Binding arbitration would come into play when a subjective drug price threshold is exceeded, particularly for a newly-launched drug, or a drug with no competition. The Department of Health and Human Services (HHS) secretary would request arbitration from a supposed neutral party. HHS and the drug manufacturer would each offer a price for the drug and their supporting documentation. The arbitrator would weigh the offers based on the criteria presented in the supporting documents and pick one of the prices.
If this policy was adopted, it would move the direct decision-making away from public officials, where they would be answerable for their decisions, to an unaccountable third party. It is eerily similar to the Affordable Care Act’s Independent Payment Advisory Board (IPAB) that utilized an unelected and unaccountable board to cut Medicare spending. Congress wisely repealed IPAB in February 2018.
It has also been suggested by MedPAC members that using binding arbitration in negotiations for Medicare Part B drugs would be similar to the process used by hospitals and insurers to work out payment for surprise medical billing. This occurs when an insured patient is treated by an out-of-network provider at an in-network facility and is billed at an out-of-network price. The June 2017 MedPAC report mentioned how New York’s law, the first in the nation that addressed surprise billing, has been used to settle pricing disputes and protect patients. For example, according to a February 2019 NYS Health Foundation report, it helped to reduce out-of-network emergency department charges from 20.1 percent in 2013, before the law was passed, to 6.4 percent in 2015.
The New York law provides specific circumstances where a charge is determined to be a surprise bill and if a patient’s complaint falls within these categories, he or she is not responsible for any payment higher than their plan’s standard fees. The plan then makes a payment to the out-of-network provider. If the provider believes the amount is incorrect, the plan and provider then participate in an independent dispute process where a final payment is determined.
The MedPAC proposal is not similar to the New York law. MedPAC admits in its “June 2017 Report to Congress” that the arbitration would likely be designed by the HHS secretary through the rule-making process. In other words, the government controls the entire process: the rules written for the arbitration process, when arbitration would be used, and who gets to be an arbitrator. Since only the government chooses the arbitrator, the arbitrator is a non-neutral party that is sandwiched between the interested and aggrieved HHS and the drug manufacturer. If the manufacturer does not participate, their drug will not be covered. It is difficult to imagine how this process could ever be truly fair and independent.
Competition, not government-imposed price controls, lowers costs and encourages innovation. The Food and Drug Administration (FDA) needs to continue to speed up approval times of generic drugs, reduce the backlog, and provide more choice. According to the FDA, there are more than 300 brand drugs that have no competition, even though their patents and exclusivities have expired. Incentives need to be created to encourage generic manufacturers to invest in these drugs.

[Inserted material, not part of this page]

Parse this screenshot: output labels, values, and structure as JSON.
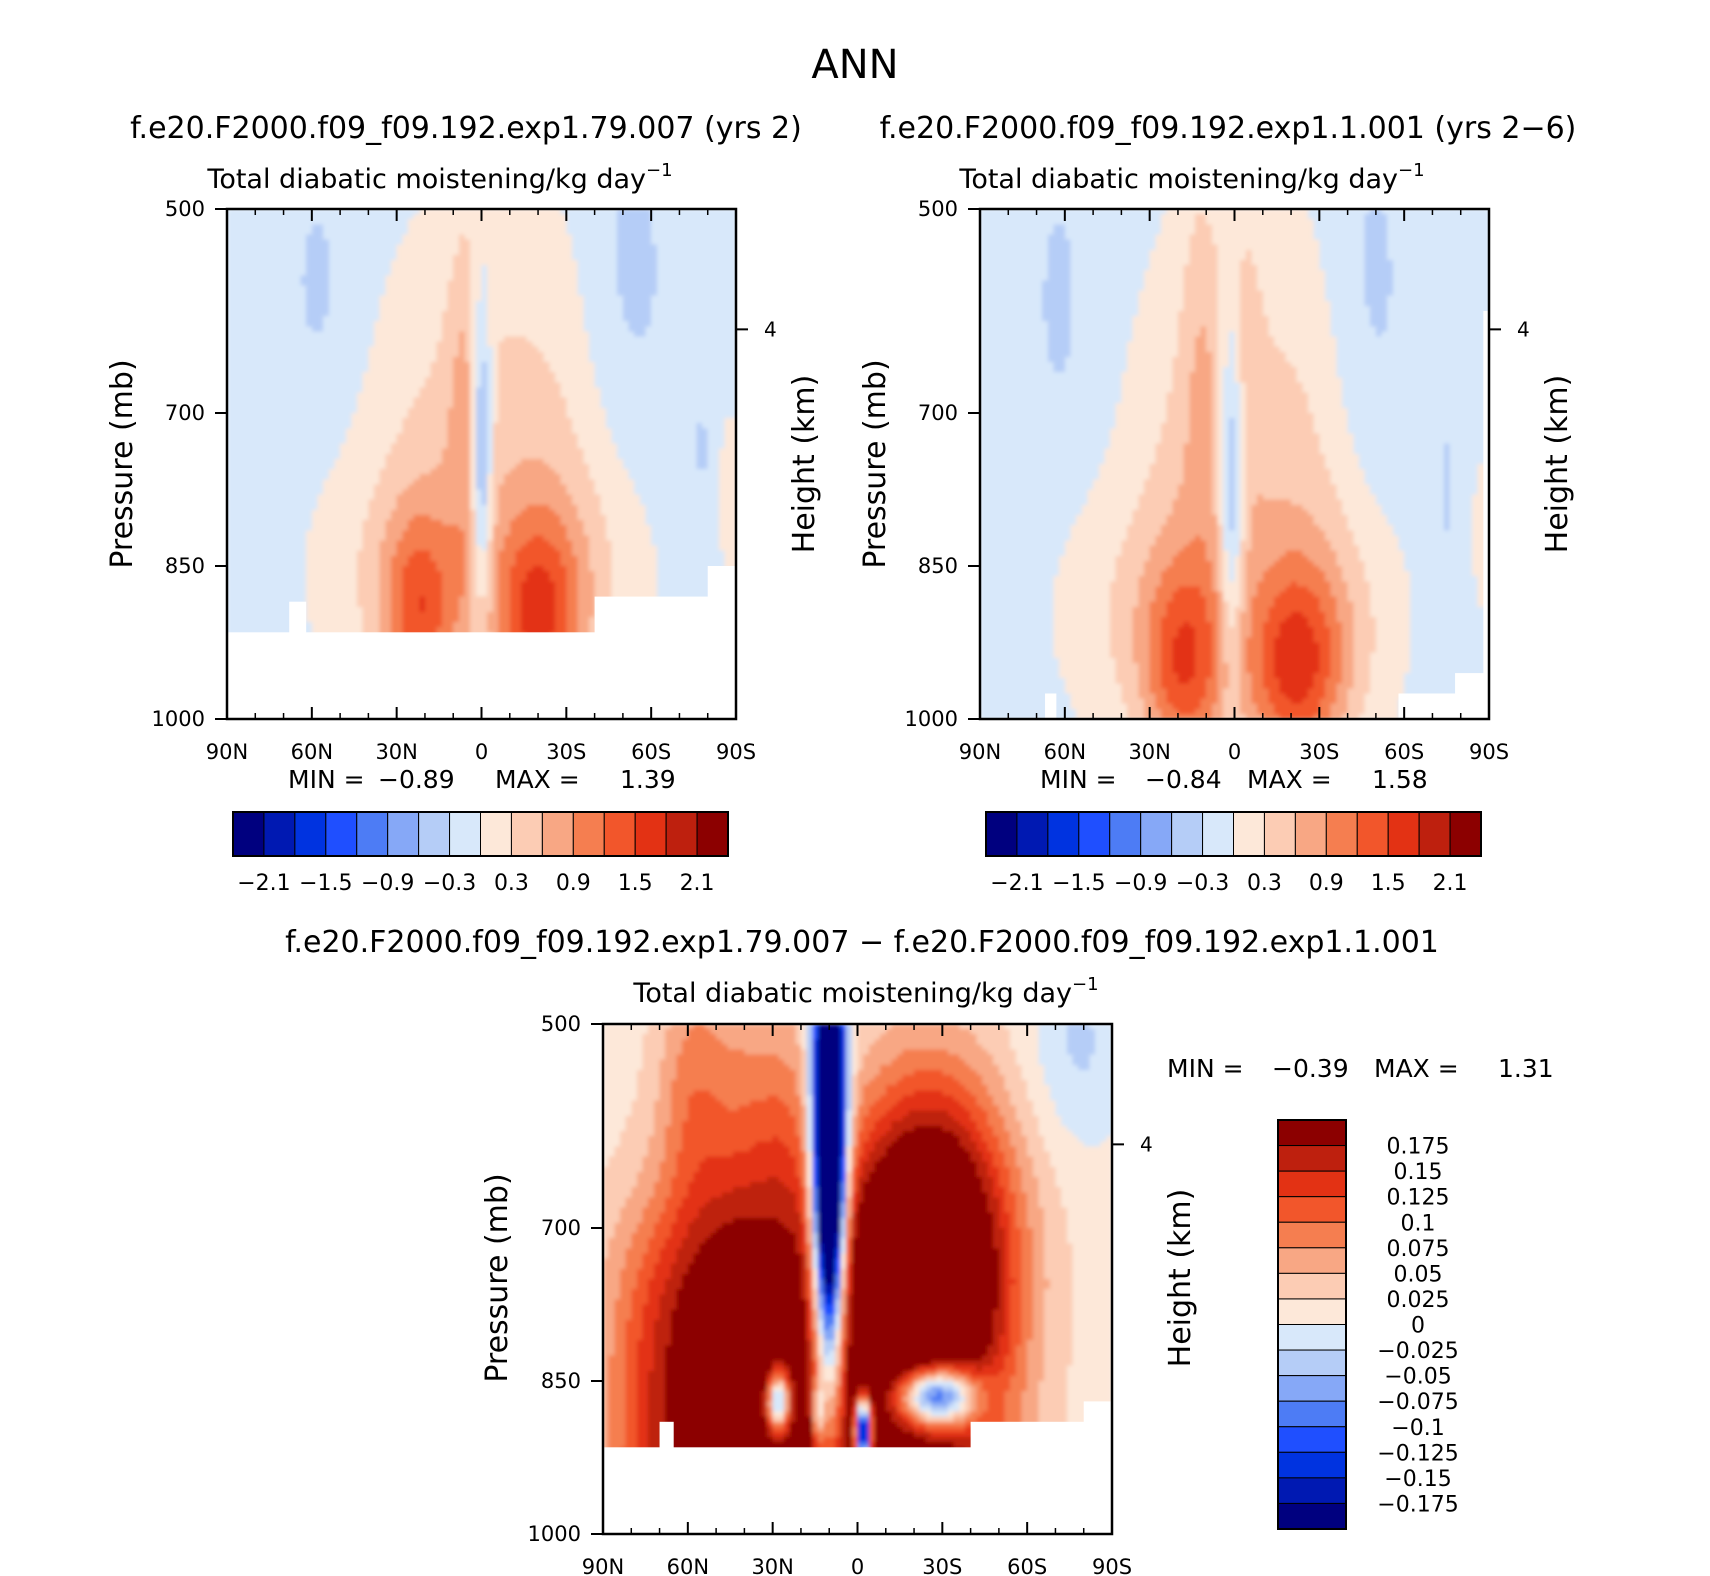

In addition, “me-too” drugs, which are drugs in the same class, should be encouraged, not disparaged. Critics of “me-too” drugs often say they are a waste of research and development dollars because they really do not provide anything innovative, are redundant, and research companies should only focus on creating breakthrough drugs. But “me-too” drugs provide choice and competition within a class of drugs when patents are still valid. A “me too” drug could even work better for some patients than the original entry.
These are true market solutions, not faux reforms based on government price controls.